In der Aufklärung also zeigen positive Formulierungen Wirkung, wie in diesem Fall Schmerzlinderung. Dabei soll nichts beschönigt oder Negatives weggelassen werden. Ein positiver Effekt kann sich schon einstellen, wenn der Nutzen einer Medikation im Gespräch vorangestellt und somit in den Fokus gerückt wird.

Der Nocebo-Effekt und andere Schwierigkeiten

Es gibt jedoch Umstände, die es Apothekern besonders schwer machen, positive Kundenaufklärung zu betreiben. Dazu zählt ein noch wenig untersuchtes Phänomen, das als „Nocebo-Effekt“ bekannt ist. Der Nocebo-Effekt ist das Gegenteil des Placebo-Effekts und meint negative Wirkung durch negative Erwartungshaltung – beispielsweise bei Apothekenkunden, die sich im Vorfeld über mögliche Krankheiten und Risiken vorinformieren.

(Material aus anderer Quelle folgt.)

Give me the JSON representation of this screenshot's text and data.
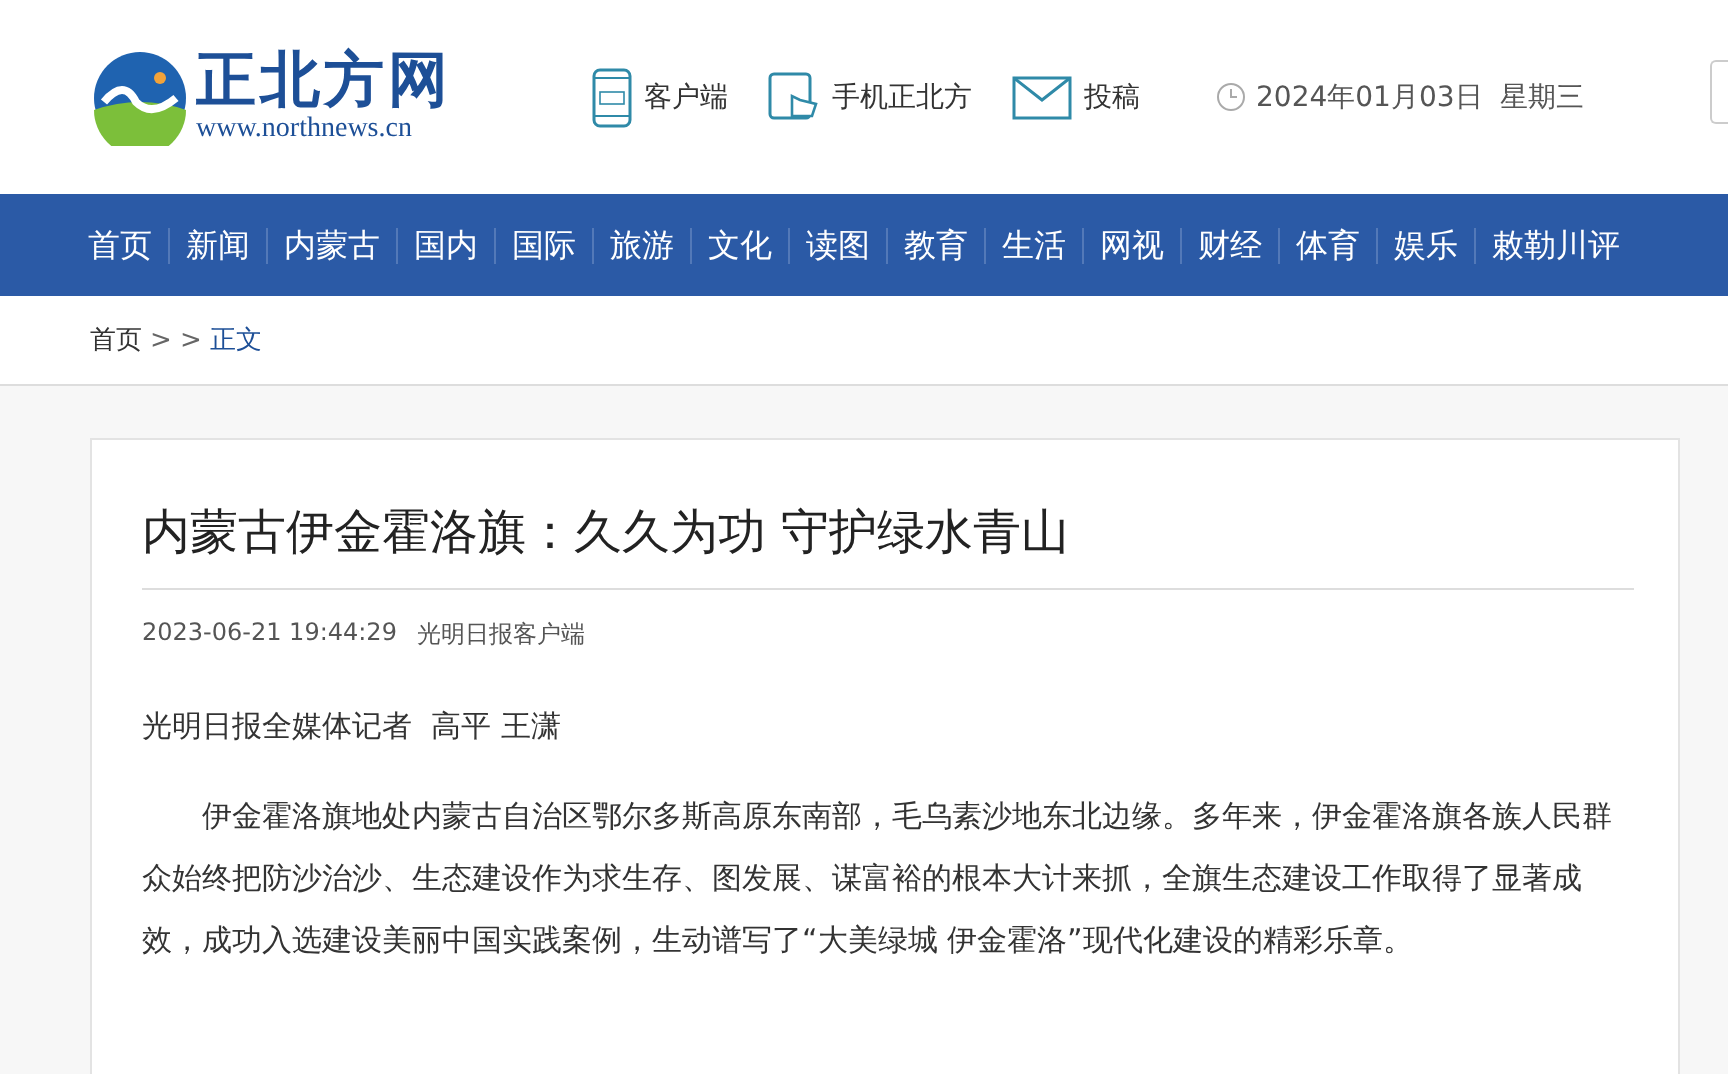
{
  "logo": {
    "name": "正北方网",
    "url": "www.northnews.cn"
  },
  "header_links": [
    {
      "kind": "app",
      "label": "客户端"
    },
    {
      "kind": "mobile",
      "label": "手机正北方"
    },
    {
      "kind": "mail",
      "label": "投稿"
    }
  ],
  "date": "2024年01月03日  星期三",
  "nav": [
    {
      "label": "首页"
    },
    {
      "label": "新闻"
    },
    {
      "label": "内蒙古"
    },
    {
      "label": "国内"
    },
    {
      "label": "国际"
    },
    {
      "label": "旅游"
    },
    {
      "label": "文化"
    },
    {
      "label": "读图"
    },
    {
      "label": "教育"
    },
    {
      "label": "生活"
    },
    {
      "label": "网视"
    },
    {
      "label": "财经"
    },
    {
      "label": "体育"
    },
    {
      "label": "娱乐"
    },
    {
      "label": "敕勒川评"
    }
  ],
  "breadcrumb": {
    "home": "首页",
    "separator": "> >",
    "current": "正文"
  },
  "article": {
    "title": "内蒙古伊金霍洛旗：久久为功 守护绿水青山",
    "time": "2023-06-21 19:44:29",
    "source": "光明日报客户端",
    "byline": "光明日报全媒体记者  高平 王潇",
    "paragraphs": [
      "伊金霍洛旗地处内蒙古自治区鄂尔多斯高原东南部，毛乌素沙地东北边缘。多年来，伊金霍洛旗各族人民群众始终把防沙治沙、生态建设作为求生存、图发展、谋富裕的根本大计来抓，全旗生态建设工作取得了显著成效，成功入选建设美丽中国实践案例，生动谱写了“大美绿城 伊金霍洛”现代化建设的精彩乐章。"
    ]
  }
}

Doch selbst wenn Apothekenkunden zunächst nichts von möglichen Nebenwirkungen wissen: Sobald sie davon erfahren, wird es wahrscheinlicher, dass sie bei ihnen auftreten – einfach aus der Erwartungshaltung heraus. Auch ellenlange Beipackzettel, dessen Fehlinterpretation (beispielsweise bei den Häufigkeitsangaben der Nebenwirkungen) oder die individuelle Überzeugung, besonders empfindlich auf Medikamente zu reagieren, können eine positive Wirkverstärkung durch eine positive Kundenaufklärung zumindest erschweren.

Immer wieder: Der Faktor Zeit

Und dann ist da noch die ständige Zeitnot. Doch auch wenn Zeit bei einem hohen Kundenaufkommen oder in Krankheitszeiten Mangelware ist: Eine positive Kundenaufklärung kann erreicht werden, indem sich zwar nicht die Gesprächszeit verlängert, aber einige Gesprächskniffe angewendet werden. Dazu zählt beispielsweise die konsequente, bewusst positiv formulierte Information. Dies hilft Apothekern, ihrer Aufklärungspflicht nachzukommen, ohne ihre Kunden unnötig zu verunsichern.

Jetzt in unserem Download: Checkliste „Leitplanken positiver Aufklärung“


Quellen:
1. Benson S, Schedlowski M, Therapieverstärker. Worte und ihr Gebrauch. Anerkennung für das gute Gespräch, Orthomol Schriftenreihe, S.65, in press.
2. Benson S, Hagen S, Hoffmann O, et al. Can a brief psychological expectancy intervention improve postoperative pain? A randomized, controlled trial in patients with breast cancer. Pain 2019;160(7):1562–71.